Sunday, 4 July 2010

How Not to Start Writing A Novel

Every year there is a marvellous competition for the worst opening to a novel. It's called the Bulwer-Lytton Prize, in honour of Sir Edward Bulwer-Lytton who wrote the famous opening:

"It was a dark and stormy night; the rain fell in torrents - except at occasional intervals, when it was checked by a violent gust of wind which swept up the streets (for it is in London that our scene lies), rattling along the housetops, and fiercely agitating the scanty flame of the lamps that struggled against the darkness." (from Paul Clifford by Edward Bulwer-Lytton 1830.)

The winning paragraph was written by Molly Ringle (who has written about it on her blog):

"For the first month of Ricardo and Felicity's affair, they greeted one another at every stolen rendezvous with a kiss - a lengthy, ravenous kiss, Ricardo lapping and sucking at Felicity's mouth as if she were a giant cage-mounted water bottle and he were the world's thirstiest gerbil."

The runner up was Tom Wallace with:

"Through the verdant plains of North Umbria walked Waylon Ogglethorpe and, as he walked, the clouds whispered his name, the birds of the air sang his praises, and the beasts of the fields from smallest to greatest said, 'There goes the most noble among men' - in other words, a typical stroll for a schizophrenic ventriloquist with delusions of grandeur."

So, three dire opening paras, one unintentional, two written on purpose.

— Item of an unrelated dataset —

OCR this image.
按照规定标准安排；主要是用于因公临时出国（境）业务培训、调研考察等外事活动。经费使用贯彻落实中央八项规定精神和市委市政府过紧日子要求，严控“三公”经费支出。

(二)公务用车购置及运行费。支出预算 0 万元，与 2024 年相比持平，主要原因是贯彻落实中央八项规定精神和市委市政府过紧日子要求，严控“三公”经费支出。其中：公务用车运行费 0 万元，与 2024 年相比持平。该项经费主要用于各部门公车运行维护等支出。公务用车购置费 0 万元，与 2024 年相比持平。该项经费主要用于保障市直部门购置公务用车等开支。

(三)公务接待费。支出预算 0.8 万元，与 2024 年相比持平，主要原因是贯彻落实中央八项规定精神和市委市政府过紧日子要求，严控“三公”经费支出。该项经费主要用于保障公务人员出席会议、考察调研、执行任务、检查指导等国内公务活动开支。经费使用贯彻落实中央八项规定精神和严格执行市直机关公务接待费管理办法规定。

What makes them dreadful? In the Bulwer-Lytton, I think it's the pedantic "except at occasional interval" that makes the heart sink, followed by the "for it is in London" phrase: even in 1830 it was a cliche. If you take the pedantry and the cliche out, it's a vivid piece of writing.

With the prize winning para, it's the whole gerbil thing. The association of a rodent with kissing is always going to be wrong, and the whole water bottle thing - well, it's not a sexy image in any shape or form. Metaphor gone wrong, would sum this one up.

The final one nearly works. It's the self consciousness, the voice that's busy saying "I'm so clever" that makes it a winner here. And who would want to read a book about a character called Waylon Ogglethorpe in the first place? Having said that, I think it would have worked even better if the name hadn't so clearly signalled that the piece was a joke. Ricardo and Felicity are well chosen for the purpose, not completely over the top, but neither entirely normal.

So what makes a good opening para? It's got to have something that hooks the reader - a promise of plot, a promise of style, a promise of interesting characters and it's very hard to do well.